The error margin is obtained from an assumption of a binomial distribution. The net result is the estimated error is proportional to the square root of the sample size. For example if 10000 people are asked, the error estimate is around 100, which if the answers are split 5000 yes and 5000 no, the error estimate would be about 2%.

 

[Bacle]

Thanks, M:

Would the result extend to a multinomial if those polled were asked to choose between
more than two alternatives?

Thanks.

 

[mathman]

Thanks, M:

Would the result extend to a multinomial if those polled were asked to choose between
more than two alternatives?

Thanks.

Essentially yes. The proportion to the square root of the sample size remains,

 

[mathman]

To get back to basics.
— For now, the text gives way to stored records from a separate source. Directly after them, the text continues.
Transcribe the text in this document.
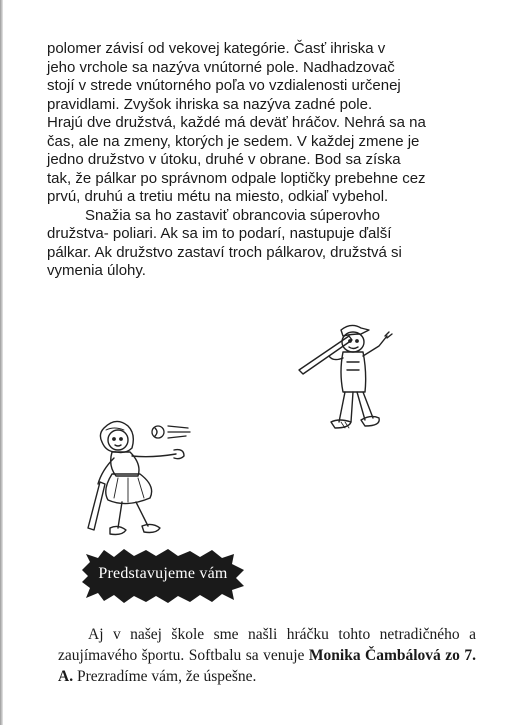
polomer závisí od vekovej kategórie. Časť ihriska v
jeho vrchole sa nazýva vnútorné pole. Nadhadzovač
stojí v strede vnútorného poľa vo vzdialenosti určenej
pravidlami. Zvyšok ihriska sa nazýva zadné pole.

Hrajú dve družstvá, každé má deväť hráčov. Nehrá sa na
čas, ale na zmeny, ktorých je sedem. V každej zmene je
jedno družstvo v útoku, druhé v obrane. Bod sa získa
tak, že pálkar po správnom odpale loptičky prebehne cez
prvú, druhú a tretiu métu na miesto, odkiaľ vybehol.

Snažia sa ho zastaviť obrancovia súperovho
družstva- poliari. Ak sa im to podarí, nastupuje ďalší
pálkar. Ak družstvo zastaví troch pálkarov, družstvá si
vymenia úlohy.

Predstavujeme vám

Aj v našej škole sme našli hráčku tohto netradičného a zaujímavého športu. Softbalu sa venuje Monika Čambálová zo 7. A. Prezradíme vám, že úspešne.
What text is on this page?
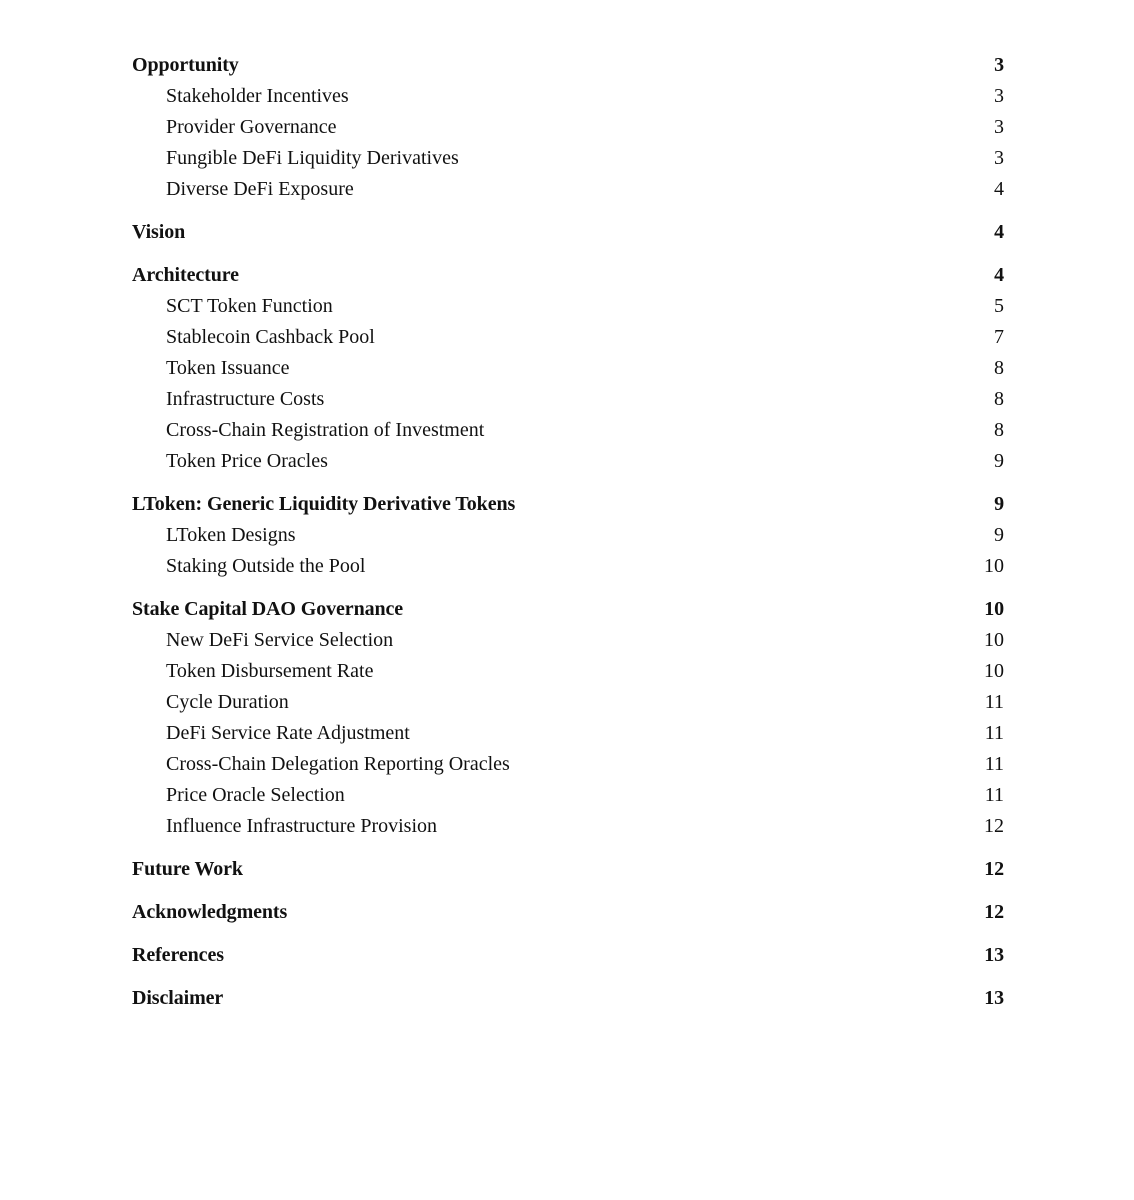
Opportunity	3
Stakeholder Incentives	3
Provider Governance	3
Fungible DeFi Liquidity Derivatives	3
Diverse DeFi Exposure	4
Vision	4
Architecture	4
SCT Token Function	5
Stablecoin Cashback Pool	7
Token Issuance	8
Infrastructure Costs	8
Cross-Chain Registration of Investment	8
Token Price Oracles	9
LToken: Generic Liquidity Derivative Tokens	9
LToken Designs	9
Staking Outside the Pool	10
Stake Capital DAO Governance	10
New DeFi Service Selection	10
Token Disbursement Rate	10
Cycle Duration	11
DeFi Service Rate Adjustment	11
Cross-Chain Delegation Reporting Oracles	11
Price Oracle Selection	11
Influence Infrastructure Provision	12
Future Work	12
Acknowledgments	12
References	13
Disclaimer	13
Binomial distribution with sample size n and probability of success p, the mean number of successes is np and the variance (square of the standard deviation) is np(1-p). When doing a statistical analysis, p is unknown, so it is usually estimated as the number of successes divided by the sample size.

When used to analyze poling data, the simplest way is to use the binomial for each choice. For example if there are 3 choices with probabilities x, y, z, then the variances can be estimated as nx(1-x), ny(1-y), and nz(1-z).

 

[Bacle]

Thanks Again.

When you talk about error, is it related to the variance/standard deviation?
Please ignore my ignorance--and the question-- if this is too basic/obvious.

 

[Bacle]

Never mind the last question and thanks; sorry for being so slow.

 

[moonman239]

The margin of error given is actually a confidence interval, I think. The assumption for a confidence interval is that the data follows a normal (not binomial) distribution, which is an assumption that should be checked using chi-square first.

The standard error (we'll call it SE) equals the standard deviation (the square root of the variance, which (in this case) = sample size * frequency of x) divided by the square root of the sample size.

The confidence interval is z * the standard error, where z is the Z-score that corresponds to the confidence level of your choice. For example, if your confidence level is 95%, then z = 1.96.

 

[Gokul43201]

The margin of error given is actually a confidence interval, I think.

Is it really? I think it is the spread corresponding to a specific confidence level. So, if the distribution is roughly Gaussian, then for a 95% confidence, the MoE is about 2 standard deviations.

 

[mathman]

The margin of error given is actually a confidence interval, I think. The assumption for a confidence interval is that the data follows a normal (not binomial) distribution, which is an assumption that should be checked using chi-square first.

The standard error (we'll call it SE) equals the standard deviation (the square root of the variance, which (in this case) = sample size * frequency of x) divided by the square root of the sample size.

The confidence interval is z * the standard error, where z is the Z-score that corresponds to the confidence level of your choice. For example, if your confidence level is 95%, then z = 1.96.

Gaussian is assumed because for large sample size, binomial is much harder to handle. In practice the average and the estimated deviation are used. The binomial gives the value for the parameters while the Gaussian is used to estimate distribution values.